Environmental groups and Native American Tribes said the liquid carbon dioxide under high pressure would become a gas if a pipeline ruptured and released CO2 into the atmosphere.

And if CO2 comes in contact with water, a corrosive acid is created.

Mille Lacs Band of Ojibwe commissioner of natural resources Kelly Applegate told the commission CO2 pipelines are a significant environmental concern.

“We encourage those who are reviewing this to use common sense here and think of things that might happen if there is a breach in this pipeline: violent plumes of air which could suffocate people and animals,” said Applegate.

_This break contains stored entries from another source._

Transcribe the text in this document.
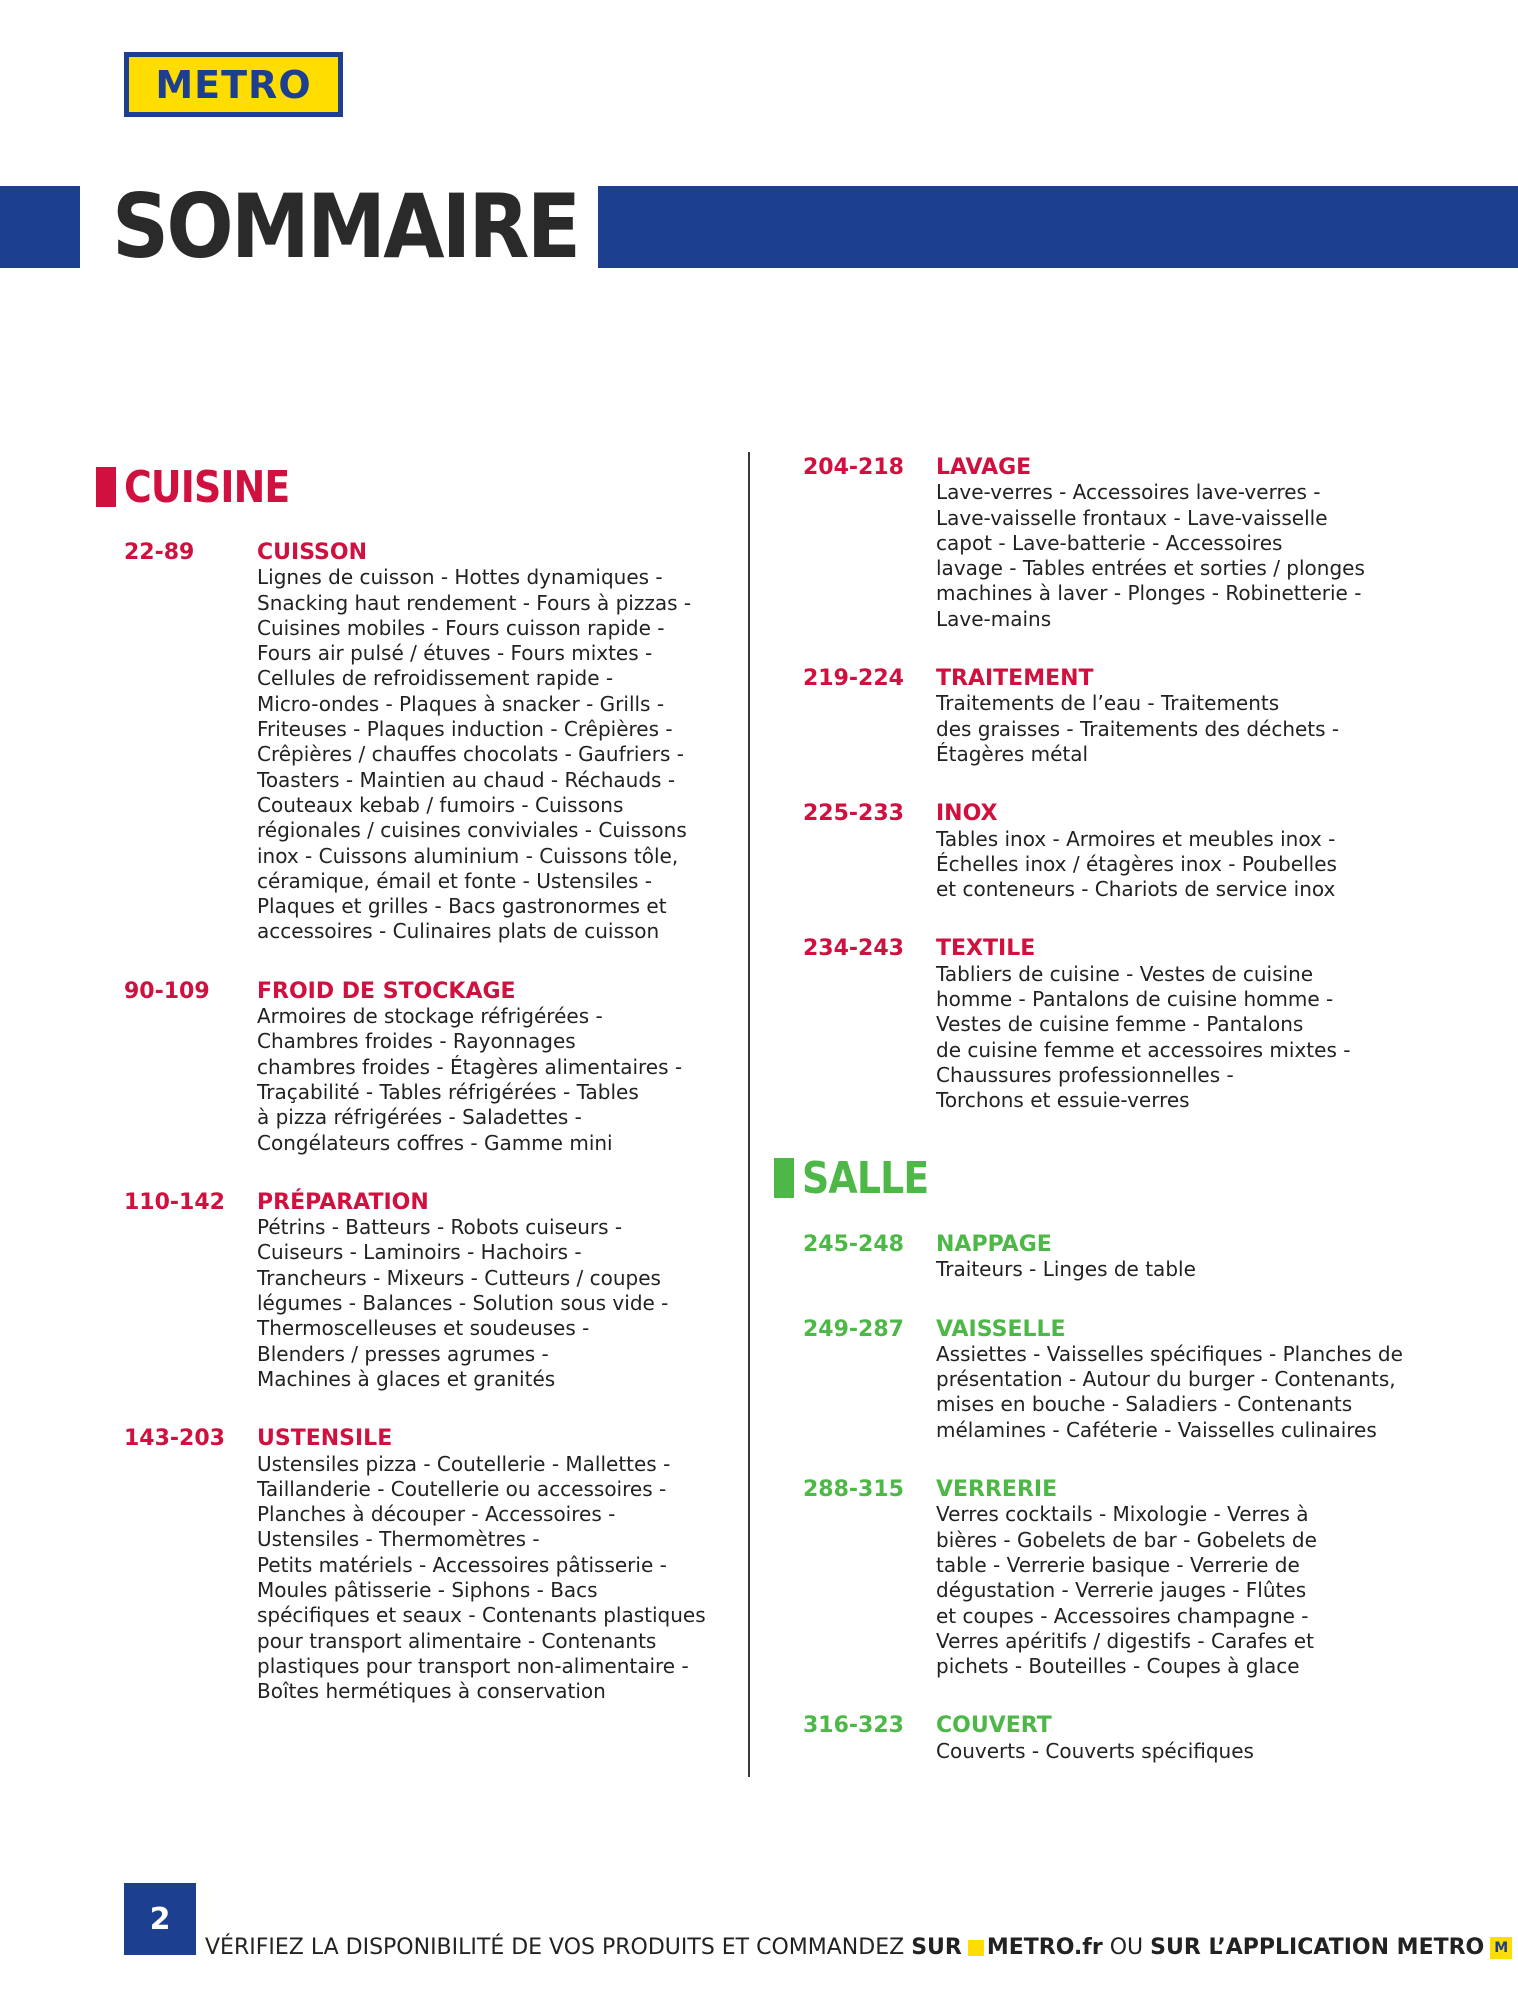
METRO
SOMMAIRE
CUISINE
22-89	CUISSON
Lignes de cuisson - Hottes dynamiques -
Snacking haut rendement - Fours à pizzas -
Cuisines mobiles - Fours cuisson rapide -
Fours air pulsé / étuves - Fours mixtes -
Cellules de refroidissement rapide -
Micro-ondes - Plaques à snacker - Grills -
Friteuses - Plaques induction - Crêpières -
Crêpières / chauffes chocolats - Gaufriers -
Toasters - Maintien au chaud - Réchauds -
Couteaux kebab / fumoirs - Cuissons
régionales / cuisines conviviales - Cuissons
inox - Cuissons aluminium - Cuissons tôle,
céramique, émail et fonte - Ustensiles -
Plaques et grilles - Bacs gastronormes et
accessoires - Culinaires plats de cuisson
90-109	FROID DE STOCKAGE
Armoires de stockage réfrigérées -
Chambres froides - Rayonnages
chambres froides - Étagères alimentaires -
Traçabilité - Tables réfrigérées - Tables
à pizza réfrigérées - Saladettes -
Congélateurs coffres - Gamme mini
110-142	PRÉPARATION
Pétrins - Batteurs - Robots cuiseurs -
Cuiseurs - Laminoirs - Hachoirs -
Trancheurs - Mixeurs - Cutteurs / coupes
légumes - Balances - Solution sous vide -
Thermoscelleuses et soudeuses -
Blenders / presses agrumes -
Machines à glaces et granités
143-203	USTENSILE
Ustensiles pizza - Coutellerie - Mallettes -
Taillanderie - Coutellerie ou accessoires -
Planches à découper - Accessoires -
Ustensiles - Thermomètres -
Petits matériels - Accessoires pâtisserie -
Moules pâtisserie - Siphons - Bacs
spécifiques et seaux - Contenants plastiques
pour transport alimentaire - Contenants
plastiques pour transport non-alimentaire -
Boîtes hermétiques à conservation
204-218	LAVAGE
Lave-verres - Accessoires lave-verres -
Lave-vaisselle frontaux - Lave-vaisselle
capot - Lave-batterie - Accessoires
lavage - Tables entrées et sorties / plonges
machines à laver - Plonges - Robinetterie -
Lave-mains
219-224	TRAITEMENT
Traitements de l’eau - Traitements
des graisses - Traitements des déchets -
Étagères métal
225-233	INOX
Tables inox - Armoires et meubles inox -
Échelles inox / étagères inox - Poubelles
et conteneurs - Chariots de service inox
234-243	TEXTILE
Tabliers de cuisine - Vestes de cuisine
homme - Pantalons de cuisine homme -
Vestes de cuisine femme - Pantalons
de cuisine femme et accessoires mixtes -
Chaussures professionnelles -
Torchons et essuie-verres
SALLE
245-248	NAPPAGE
Traiteurs - Linges de table
249-287	VAISSELLE
Assiettes - Vaisselles spécifiques - Planches de
présentation - Autour du burger - Contenants,
mises en bouche - Saladiers - Contenants
mélamines - Caféterie - Vaisselles culinaires
288-315	VERRERIE
Verres cocktails - Mixologie - Verres à
bières - Gobelets de bar - Gobelets de
table - Verrerie basique - Verrerie de
dégustation - Verrerie jauges - Flûtes
et coupes - Accessoires champagne -
Verres apéritifs / digestifs - Carafes et
pichets - Bouteilles - Coupes à glace
316-323	COUVERT
Couverts - Couverts spécifiques
2
VÉRIFIEZ LA DISPONIBILITÉ DE VOS PRODUITS ET COMMANDEZ
SUR METRO.fr
OU
SUR L’APPLICATION METRO M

While carbon dioxide is not harmful to humans in small amounts — it’s exhaled in every breath we take — in high concentrations CO2 can displace oxygen within the gas plume.

“The fact that purified and highly pressurized carbon dioxide gas can explode out of pipelines and suffocate communities is more than enough reason for the Commission to immediately exercise authority over them,” Public Employees for Environmental Responsibility Attorney Hudson Kingston said after the commission vote. “The rulemaking should further clarify that authority, and should not let any projects get a free pass.”

The companies planning to capture and store carbon dioxide say the rulemaking process and potential pipeline routing process to follow could significantly delay the projects.

But PUC commissioners said having a clear regulatory authority and process will be important because they expect more carbon storage projects to be developed as a way to help mitigate climate change.

“The Commission may and likely will see other pipeline projects of this nature in the future and it may be more common,” said Commissioner Valerie Means. “I think making the time and resources to do a rulemaking is worthwhile.”